Don't ignore the errors. Take time to read them. Even the complex ones could have a simple hint in them. The error messages were written by someone, which means there is a very good chance you can find what they mean.
6 Read the instructions and research the problem.
Problems don't appear out of thin air. People out there have seen the same thing. If you can, search online for similar problems. Use any error messages that your computer gave you. Read any instructions, troubleshooting hints, help files, and read me information that comes with the trouble part or software. This does two things. Helps you learn how it should work and gives you a good idea of problems other people are having. This is also a great source for finding possible solutions.
7 Trial and Error
Once you can make an educated guess as to the problem, begin trying solutions one at a time. If you followed the steps above you should have narrowed down the possible number of solutions. Sometimes this requires a great amount of patience as you may be dealing with more than one problem and will have to keep repeating these steps untill you are finished.
8 Know when to quit
Sometimes this is the most important step. If you start to become frustrated... back away from the computer. Take a break and go at it again. Every so often, the problem may not be worth the time and money to fix.
  
Tips & Warnings
  • Generally, you can tell the difference between a software issue and hardware issue by how and when issues crop up. Random problems tend to be caused from hardware failing. While software problems are more specific, causing a crash or failure only when that particular program is called up. This is far from an exact science, but it is a good place to start.
  • The POST or power on self test is generally indicated by a beep or series of beeps. It also can give you important information as to what is going on, dig into that manual to find out what they mean.
  • If you have Windows, safe mode can be a valuable tool. Press F8 after POST and select safe mode. It starts Windows without most of the services and programs.
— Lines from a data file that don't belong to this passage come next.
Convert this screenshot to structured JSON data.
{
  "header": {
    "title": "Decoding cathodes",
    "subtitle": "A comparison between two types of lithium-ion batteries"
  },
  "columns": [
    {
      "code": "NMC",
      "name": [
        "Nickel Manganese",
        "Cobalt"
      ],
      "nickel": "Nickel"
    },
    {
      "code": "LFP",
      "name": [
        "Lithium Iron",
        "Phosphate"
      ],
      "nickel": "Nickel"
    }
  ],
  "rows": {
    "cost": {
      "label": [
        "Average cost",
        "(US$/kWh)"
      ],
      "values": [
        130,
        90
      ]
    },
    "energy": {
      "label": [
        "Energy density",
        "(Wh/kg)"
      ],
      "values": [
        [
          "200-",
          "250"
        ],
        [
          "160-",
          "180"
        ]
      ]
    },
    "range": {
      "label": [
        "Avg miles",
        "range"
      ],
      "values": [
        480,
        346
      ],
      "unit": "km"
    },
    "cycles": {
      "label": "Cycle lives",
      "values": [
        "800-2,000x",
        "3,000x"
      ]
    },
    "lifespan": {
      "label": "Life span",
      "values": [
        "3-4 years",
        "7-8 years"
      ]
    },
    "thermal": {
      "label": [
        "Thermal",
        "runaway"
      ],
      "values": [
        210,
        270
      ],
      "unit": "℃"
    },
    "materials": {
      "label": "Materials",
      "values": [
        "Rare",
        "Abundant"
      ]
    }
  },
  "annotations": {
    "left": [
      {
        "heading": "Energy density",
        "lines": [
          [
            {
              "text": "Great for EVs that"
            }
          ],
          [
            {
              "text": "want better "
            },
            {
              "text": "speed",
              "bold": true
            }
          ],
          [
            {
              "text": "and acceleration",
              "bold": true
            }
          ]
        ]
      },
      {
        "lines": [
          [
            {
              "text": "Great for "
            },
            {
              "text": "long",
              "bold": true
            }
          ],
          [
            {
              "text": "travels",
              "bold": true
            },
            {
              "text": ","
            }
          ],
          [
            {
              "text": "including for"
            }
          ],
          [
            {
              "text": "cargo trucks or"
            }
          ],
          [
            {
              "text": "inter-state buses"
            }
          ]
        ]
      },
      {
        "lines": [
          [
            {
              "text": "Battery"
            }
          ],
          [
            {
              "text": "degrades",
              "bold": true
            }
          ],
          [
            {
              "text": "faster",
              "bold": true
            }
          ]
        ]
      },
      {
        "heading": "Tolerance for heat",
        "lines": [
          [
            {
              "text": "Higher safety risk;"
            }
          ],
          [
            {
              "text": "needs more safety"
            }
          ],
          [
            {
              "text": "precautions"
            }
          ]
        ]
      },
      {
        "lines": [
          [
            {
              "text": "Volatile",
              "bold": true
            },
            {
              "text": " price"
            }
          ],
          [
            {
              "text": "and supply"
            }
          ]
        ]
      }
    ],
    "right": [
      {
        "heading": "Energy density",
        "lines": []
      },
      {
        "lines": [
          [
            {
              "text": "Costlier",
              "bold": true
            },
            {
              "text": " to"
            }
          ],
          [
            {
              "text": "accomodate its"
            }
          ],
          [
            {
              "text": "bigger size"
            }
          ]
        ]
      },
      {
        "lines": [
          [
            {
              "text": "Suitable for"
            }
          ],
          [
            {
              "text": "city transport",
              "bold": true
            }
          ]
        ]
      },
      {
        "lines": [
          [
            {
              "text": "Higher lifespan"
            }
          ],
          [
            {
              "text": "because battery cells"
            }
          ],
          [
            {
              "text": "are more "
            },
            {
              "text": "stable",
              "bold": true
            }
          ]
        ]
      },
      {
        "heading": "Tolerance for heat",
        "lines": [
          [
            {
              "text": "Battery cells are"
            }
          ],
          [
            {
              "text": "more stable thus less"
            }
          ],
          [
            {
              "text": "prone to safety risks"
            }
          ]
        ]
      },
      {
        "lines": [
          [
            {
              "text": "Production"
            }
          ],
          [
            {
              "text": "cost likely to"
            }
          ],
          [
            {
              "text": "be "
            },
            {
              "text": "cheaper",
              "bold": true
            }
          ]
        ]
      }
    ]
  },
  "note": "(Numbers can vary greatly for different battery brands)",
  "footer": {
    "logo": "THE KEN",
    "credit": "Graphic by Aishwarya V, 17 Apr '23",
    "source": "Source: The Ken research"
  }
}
If your computer is stable in safe mode, there is a good chance your problem is with something that turns on during a normal start. Try "Last Known Good Configuration" It might work some times.
  • Linux Live CDs like (knoppix linux) (Operating Systems that run off of a CD) are good tools as well. They are very useful for testing system hardware, separate from the installed operating systems.
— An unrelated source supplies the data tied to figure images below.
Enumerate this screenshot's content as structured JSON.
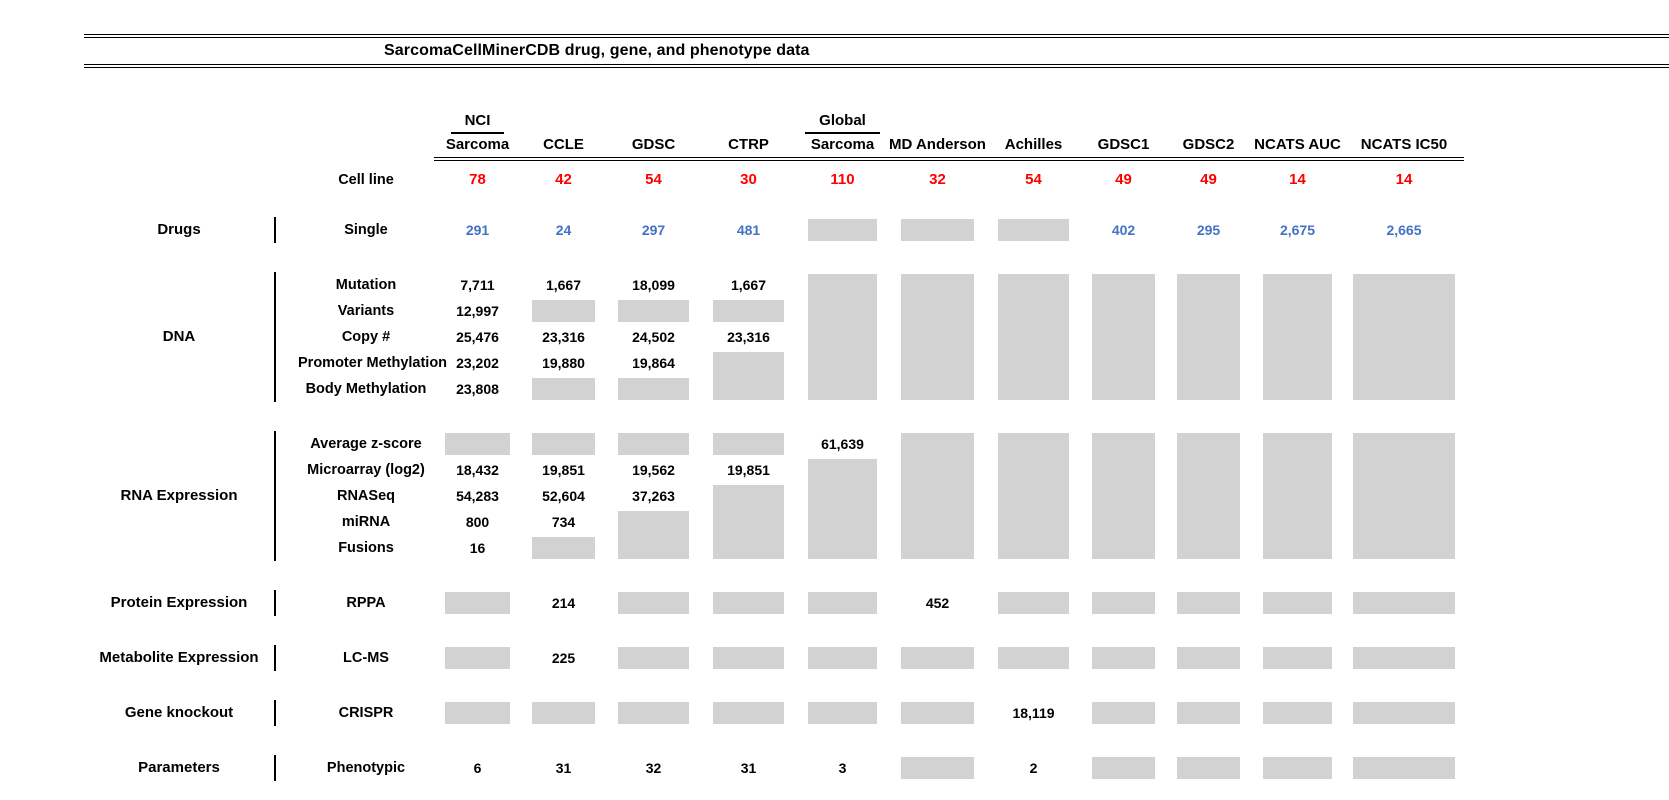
{
  "title": "SarcomaCellMinerCDB drug, gene, and phenotype data",
  "colors": {
    "cell_line_red": "#ff0000",
    "drug_blue": "#4472c4",
    "no_data_gray": "#d2d2d2"
  },
  "chart_data": {
    "type": "table",
    "title": "SarcomaCellMinerCDB drug, gene, and phenotype data",
    "no_data_marker": "G (gray block, optionally followed by row span count)",
    "columns": [
      {
        "top": "NCI",
        "label": "Sarcoma"
      },
      {
        "label": "CCLE"
      },
      {
        "label": "GDSC"
      },
      {
        "label": "CTRP"
      },
      {
        "top": "Global",
        "label": "Sarcoma"
      },
      {
        "label": "MD Anderson"
      },
      {
        "label": "Achilles"
      },
      {
        "label": "GDSC1"
      },
      {
        "label": "GDSC2"
      },
      {
        "label": "NCATS AUC"
      },
      {
        "label": "NCATS IC50"
      }
    ],
    "cell_line_row": {
      "label": "Cell line",
      "values": [
        "78",
        "42",
        "54",
        "30",
        "110",
        "32",
        "54",
        "49",
        "49",
        "14",
        "14"
      ]
    },
    "sections": [
      {
        "category": "Drugs",
        "value_color": "blue",
        "rows": [
          {
            "label": "Single",
            "cells": [
              "291",
              "24",
              "297",
              "481",
              "G",
              "G",
              "G",
              "402",
              "295",
              "2,675",
              "2,665"
            ]
          }
        ]
      },
      {
        "category": "DNA",
        "rows": [
          {
            "label": "Mutation",
            "cells": [
              "7,711",
              "1,667",
              "18,099",
              "1,667",
              "G5",
              "G5",
              "G5",
              "G5",
              "G5",
              "G5",
              "G5"
            ]
          },
          {
            "label": "Variants",
            "cells": [
              "12,997",
              "G",
              "G",
              "G",
              "",
              "",
              "",
              "",
              "",
              "",
              ""
            ]
          },
          {
            "label": "Copy #",
            "cells": [
              "25,476",
              "23,316",
              "24,502",
              "23,316",
              "",
              "",
              "",
              "",
              "",
              "",
              ""
            ]
          },
          {
            "label": "Promoter Methylation",
            "cells": [
              "23,202",
              "19,880",
              "19,864",
              "G2",
              "",
              "",
              "",
              "",
              "",
              "",
              ""
            ]
          },
          {
            "label": "Body Methylation",
            "cells": [
              "23,808",
              "G",
              "G",
              "",
              "",
              "",
              "",
              "",
              "",
              "",
              ""
            ]
          }
        ]
      },
      {
        "category": "RNA Expression",
        "rows": [
          {
            "label": "Average z-score",
            "cells": [
              "G",
              "G",
              "G",
              "G",
              "61,639",
              "G5",
              "G5",
              "G5",
              "G5",
              "G5",
              "G5"
            ]
          },
          {
            "label": "Microarray (log2)",
            "cells": [
              "18,432",
              "19,851",
              "19,562",
              "19,851",
              "G4",
              "",
              "",
              "",
              "",
              "",
              ""
            ]
          },
          {
            "label": "RNASeq",
            "cells": [
              "54,283",
              "52,604",
              "37,263",
              "G3",
              "",
              "",
              "",
              "",
              "",
              "",
              ""
            ]
          },
          {
            "label": "miRNA",
            "cells": [
              "800",
              "734",
              "G2",
              "",
              "",
              "",
              "",
              "",
              "",
              "",
              ""
            ]
          },
          {
            "label": "Fusions",
            "cells": [
              "16",
              "G",
              "",
              "",
              "",
              "",
              "",
              "",
              "",
              "",
              ""
            ]
          }
        ]
      },
      {
        "category": "Protein Expression",
        "rows": [
          {
            "label": "RPPA",
            "cells": [
              "G",
              "214",
              "G",
              "G",
              "G",
              "452",
              "G",
              "G",
              "G",
              "G",
              "G"
            ]
          }
        ]
      },
      {
        "category": "Metabolite Expression",
        "rows": [
          {
            "label": "LC-MS",
            "cells": [
              "G",
              "225",
              "G",
              "G",
              "G",
              "G",
              "G",
              "G",
              "G",
              "G",
              "G"
            ]
          }
        ]
      },
      {
        "category": "Gene knockout",
        "rows": [
          {
            "label": "CRISPR",
            "cells": [
              "G",
              "G",
              "G",
              "G",
              "G",
              "G",
              "18,119",
              "G",
              "G",
              "G",
              "G"
            ]
          }
        ]
      },
      {
        "category": "Parameters",
        "rows": [
          {
            "label": "Phenotypic",
            "cells": [
              "6",
              "31",
              "32",
              "31",
              "3",
              "G",
              "2",
              "G",
              "G",
              "G",
              "G"
            ]
          }
        ]
      }
    ]
  }
}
  • Get a baseline for everything. Take note of as much as possible while the computer is running normally. Knowing how it is supposed to work is invaluable when it comes time to fix it.
  • When you are researching and come across something you don't understand, look that up as well. It might come in handy later on. If you think you are the only one who has to do that, look at the desk of your nearest computer tech, they usually are surrounded by papers, books, and online how-tos.
  • Keep your computer clean inside and out. Frequently blowing out dust from the case helps stop the buildup of dirt that will block airflow. This applies to the Operating System as well. Remove programs that you don't use, try to limit how much you have running at once. Add-ins and free programs can be useful, but many are poorly designed and will cause problems with other software.
  • Try to have a plan of action before you do anything. Having a simple set of procedures and objectives helps you from making mistakes.
  • Ask someone if you are stuck. A different approach can help immensely.
  • Backup your data! There are many tools and online services to help backup today. There should be little excuse for not backing up.
  • Be careful! Think about what you are about to do. It's a good practice to ask yourself if your next step is a good one.
  • Make sure you and your computer are grounded if you intend to work on the inside of the case. There are many good resources explaining how to do this.
  • Be wary of people who are "good with computers." True troubleshooting skill comes from attention to detail and experience. Don't be fooled by a fast talker who knows all the acronyms.